Diese Krankheit hat aber einen kreativen und überaus gesunden Gegenpart, den ungenau Hinschauende nicht leicht unterscheiden können. Denn diese Menschen werden interessanter Weise trotz eines ebenfalls immensen Arbeitsprogramms eben nicht in einen Burnout fallen, machen ihren Selbstwert auf gar keinen Fall von der Leistung abhängig, sondern lieben ihre Tätigkeit oder die Sache selbst. Sie sind mit ihr verwachsen und können wunderbare Erfolge erzielen, die aber nicht unbedingt auch erfolgreich im Außen sein müssen. Sie mögen nach außen hin zeitweise auch ein wenig wie „besessen“ erscheinen, weil einfach soviel Herzblut in der Tätigkeit liegt. Hier ist der Weg das Ziel, auch wenn man ein weiteres Ziel dabei gern noch zusätzlich mit erreicht. Es sind vor allem künstlerische und forschende Berufe aller Disziplinen. Auch häufig bestimmte soziale Berufe oder Berufe die mit der Pflanzen- und Tierwelt eine innige Beziehung eingegangen sind, sind in diesem Kreis der unermüdlich Tätigen zu finden. Wohlgemerkt!, die Sprache ist hier von freiwilliger Tätigkeit, die man gern macht, liebt, die tief befriedigt, weil man sich mit ihr zutiefst auch identifiziert, ohne aber davon in krankhafter Weise abhängig zu sein.

Freud, Händel, Rubens, Balzac, Michelangelo, Tolstoi – und ganze Forscher- und Künstlergenerationen ohne Ende könnten hier nun namentlich angeführt werden. Auch Abertausende Namenlose, die gleichsam in diese Riege gehören und bei oft lebenslanger harter Arbeit bis zum Tod genau diese ihre Arbeit so geliebt haben. Diese Menschen starbe und sterben nicht am Burnout-Infarkt, sondern erreichten oft auch schon früher ein hohes Alter und waren nicht selten bis zu ihrem Ableben täglich noch viele Stunden beschäftigt.

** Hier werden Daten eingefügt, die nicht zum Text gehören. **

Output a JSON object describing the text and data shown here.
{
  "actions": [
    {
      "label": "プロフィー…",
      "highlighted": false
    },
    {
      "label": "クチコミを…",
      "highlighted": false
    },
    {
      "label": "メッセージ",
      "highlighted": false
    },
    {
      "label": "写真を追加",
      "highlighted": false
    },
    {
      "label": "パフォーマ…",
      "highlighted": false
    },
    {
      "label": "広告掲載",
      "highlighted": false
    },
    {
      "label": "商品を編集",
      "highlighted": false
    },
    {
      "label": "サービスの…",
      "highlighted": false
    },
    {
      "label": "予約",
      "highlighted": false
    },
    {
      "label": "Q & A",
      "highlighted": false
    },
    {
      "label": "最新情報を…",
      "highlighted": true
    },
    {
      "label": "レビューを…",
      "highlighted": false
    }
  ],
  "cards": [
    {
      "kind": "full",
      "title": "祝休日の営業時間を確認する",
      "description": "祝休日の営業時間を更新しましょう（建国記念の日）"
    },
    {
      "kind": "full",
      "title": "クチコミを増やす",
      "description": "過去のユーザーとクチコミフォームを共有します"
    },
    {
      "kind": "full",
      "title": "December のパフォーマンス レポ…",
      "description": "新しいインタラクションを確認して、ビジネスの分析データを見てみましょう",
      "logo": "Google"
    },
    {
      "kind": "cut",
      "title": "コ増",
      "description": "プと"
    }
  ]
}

Die Strömend-Schaffenden eben!. Kreative "Künstler" ihres jeweiligen Gewerkes, das letztlich alle Berufe umfassen kann, wenn man seine Tätigkeit nur ausreichend liebt und nicht von der Mühsal erdrückt wird. Dahinter steckt eine urgesunde Natur, die aber den Durchschnittsmenschen nur ungesund dünken kann, weil er selbst eine solche Schaffenskraft und auch Schaffenslust in diesem Ausmaß einfach nicht kennt. Arbeiten und Atmung sind in diesen Fällen wie gleichgeschaltet. Arbeitszeit und Freizeit wird nicht mehr einer unnatürlichen Trennung einer modernen Zeit unterworfen, die durch entseelte Tätigkeiten diese künstliche Trennung in Arbeit und Freizeit aus vielen Gründen auch tatsächlich schaffen musste.

Der schöpferisch Strömende und der Workalholic sind auf den ersten Blick in Bezug auf Arbeitspensum und –Intensität kaum zu unterscheiden. Beide scheinen der Arbeit "verfallen". Und denoch! Wie unvergleichlich ist ihrer beider Wirklichkeit. In manchen Fällen mag die Trennlinie hin und wieder überlappend sein. Aber die Freude, die den Erstgenannten im Antlitz steht und die dauerhaft nervöse Erschöpfung, die der andere Personenkreis wie krankhafter Atem ausdünstet, zeigen dem wachen Beobachter, wie unendlich unterschiedlich das scheinbar Gleiche sein und sich diametral auswirken kann.

Das, was den einen krank und unglücklich macht, macht den anderen gesund! Warum? Die innere Haltung zur Sache, die Liebe zum Tätigsein bestimmt den Unterschied.